Concepts: Linear mixed models¶
This page introduces the statistical ideas behind interlace — linear mixed models,
random effects, variance components, REML estimation, and BLUPs. No prior experience
with mixed models is assumed, though familiarity with ordinary linear regression helps.
Why not ordinary regression?¶
Ordinary least squares (OLS) regression assumes that observations are independent of each other. That assumption breaks down whenever data have a grouping structure: students from the same school tend to be more similar to each other than to students from a different school; items in a questionnaire elicit systematically different response times regardless of condition; measurements from the same patient on different days share a common baseline.
Ignoring this structure has two consequences:
Standard errors are too small — the model treats 100 observations from 10 students as if they were 100 independent data points rather than 10 × 10 correlated ones. Significance tests become anti-conservative.
Variance is misattributed — variability that belongs to between-group differences leaks into the residual, inflating
σ²and distorting effect estimates.
Mixed models address both problems by explicitly modelling the grouping structure.
Fixed effects and random effects¶
A linear mixed model partitions the model into two parts:
Fixed effects capture the population-level relationships you care about — the intercept, treatment conditions, continuous predictors. These are the same as coefficients in ordinary regression.
Random effects capture the deviation of each group from the population mean.

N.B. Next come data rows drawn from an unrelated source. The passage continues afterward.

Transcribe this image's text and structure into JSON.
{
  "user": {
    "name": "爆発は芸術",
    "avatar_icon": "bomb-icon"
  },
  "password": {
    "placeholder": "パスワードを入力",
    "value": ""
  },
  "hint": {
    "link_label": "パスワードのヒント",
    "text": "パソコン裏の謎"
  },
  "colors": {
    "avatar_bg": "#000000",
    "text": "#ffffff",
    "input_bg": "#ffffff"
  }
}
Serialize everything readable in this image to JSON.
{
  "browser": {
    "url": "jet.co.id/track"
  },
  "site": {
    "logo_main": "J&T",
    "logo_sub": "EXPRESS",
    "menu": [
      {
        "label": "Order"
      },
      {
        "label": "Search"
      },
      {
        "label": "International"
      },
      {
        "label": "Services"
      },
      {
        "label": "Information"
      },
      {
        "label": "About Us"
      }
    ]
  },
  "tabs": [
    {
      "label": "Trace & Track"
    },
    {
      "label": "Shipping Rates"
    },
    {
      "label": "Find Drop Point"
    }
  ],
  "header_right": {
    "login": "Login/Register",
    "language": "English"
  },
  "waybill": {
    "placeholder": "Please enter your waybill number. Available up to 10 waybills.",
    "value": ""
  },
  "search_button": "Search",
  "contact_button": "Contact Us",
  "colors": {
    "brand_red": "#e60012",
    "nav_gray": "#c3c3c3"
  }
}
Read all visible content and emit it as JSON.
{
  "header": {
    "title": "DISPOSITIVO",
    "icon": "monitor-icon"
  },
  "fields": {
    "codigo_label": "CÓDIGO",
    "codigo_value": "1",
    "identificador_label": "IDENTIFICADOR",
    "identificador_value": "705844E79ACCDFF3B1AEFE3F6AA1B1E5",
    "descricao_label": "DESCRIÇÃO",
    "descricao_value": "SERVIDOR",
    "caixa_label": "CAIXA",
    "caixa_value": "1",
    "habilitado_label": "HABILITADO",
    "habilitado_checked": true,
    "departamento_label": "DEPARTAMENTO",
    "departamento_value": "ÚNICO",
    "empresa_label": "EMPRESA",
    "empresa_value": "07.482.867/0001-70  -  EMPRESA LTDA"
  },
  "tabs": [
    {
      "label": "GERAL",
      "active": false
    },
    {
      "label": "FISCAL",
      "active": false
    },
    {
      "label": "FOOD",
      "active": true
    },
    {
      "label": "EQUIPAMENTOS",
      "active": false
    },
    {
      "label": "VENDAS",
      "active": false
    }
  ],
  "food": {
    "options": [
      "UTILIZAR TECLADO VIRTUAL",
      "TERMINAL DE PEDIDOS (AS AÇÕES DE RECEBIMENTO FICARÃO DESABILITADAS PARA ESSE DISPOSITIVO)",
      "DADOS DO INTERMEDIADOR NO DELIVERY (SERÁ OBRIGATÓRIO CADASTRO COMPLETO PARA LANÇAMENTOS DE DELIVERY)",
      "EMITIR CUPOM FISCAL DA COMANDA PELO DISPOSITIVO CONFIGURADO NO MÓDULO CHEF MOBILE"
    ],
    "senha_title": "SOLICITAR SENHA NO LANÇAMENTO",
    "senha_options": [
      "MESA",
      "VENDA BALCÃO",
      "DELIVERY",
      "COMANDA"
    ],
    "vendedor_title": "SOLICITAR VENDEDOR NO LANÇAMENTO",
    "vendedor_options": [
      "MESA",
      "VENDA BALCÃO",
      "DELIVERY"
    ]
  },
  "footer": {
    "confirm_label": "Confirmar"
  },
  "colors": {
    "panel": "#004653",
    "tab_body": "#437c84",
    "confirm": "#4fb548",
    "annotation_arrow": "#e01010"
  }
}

Rather
than estimating a separate intercept for every school (which would require many
parameters and overfit small groups), the model assumes group intercepts are drawn from
a common Normal distribution with mean zero and variance σ²_group. The variance
σ²_group is estimated from the data; individual group offsets are predicted
conditionally.
Rule of thumb for choosing: a factor is fixed if you want to make inferences about its specific levels (treatment A vs treatment B); it is random if the levels are a sample from a larger population and you want to generalise beyond the observed groups (these 30 schools, these 50 items).
Variance components¶
A mixed model with two crossed grouping factors decomposes the total variance in the outcome into additive pieces:
σ²_total = σ²_group1 + σ²_group2 + σ²_residual
Each σ² is called a variance component:
Component |
Meaning |
|---|---|
|
How much groups in factor 1 differ from each other |
|
How much groups in factor 2 differ from each other |
|
Residual within-group variability |
Large σ²_group relative to σ²_residual means the grouping structure explains a
substantial fraction of the total variance — the groups are very different from each
other. The intraclass correlation coefficient (ICC) summarises this:
ICC_g = σ²_group / σ²_total
An ICC of 0.3 for schools means 30% of the variance in scores is attributable to school-level differences.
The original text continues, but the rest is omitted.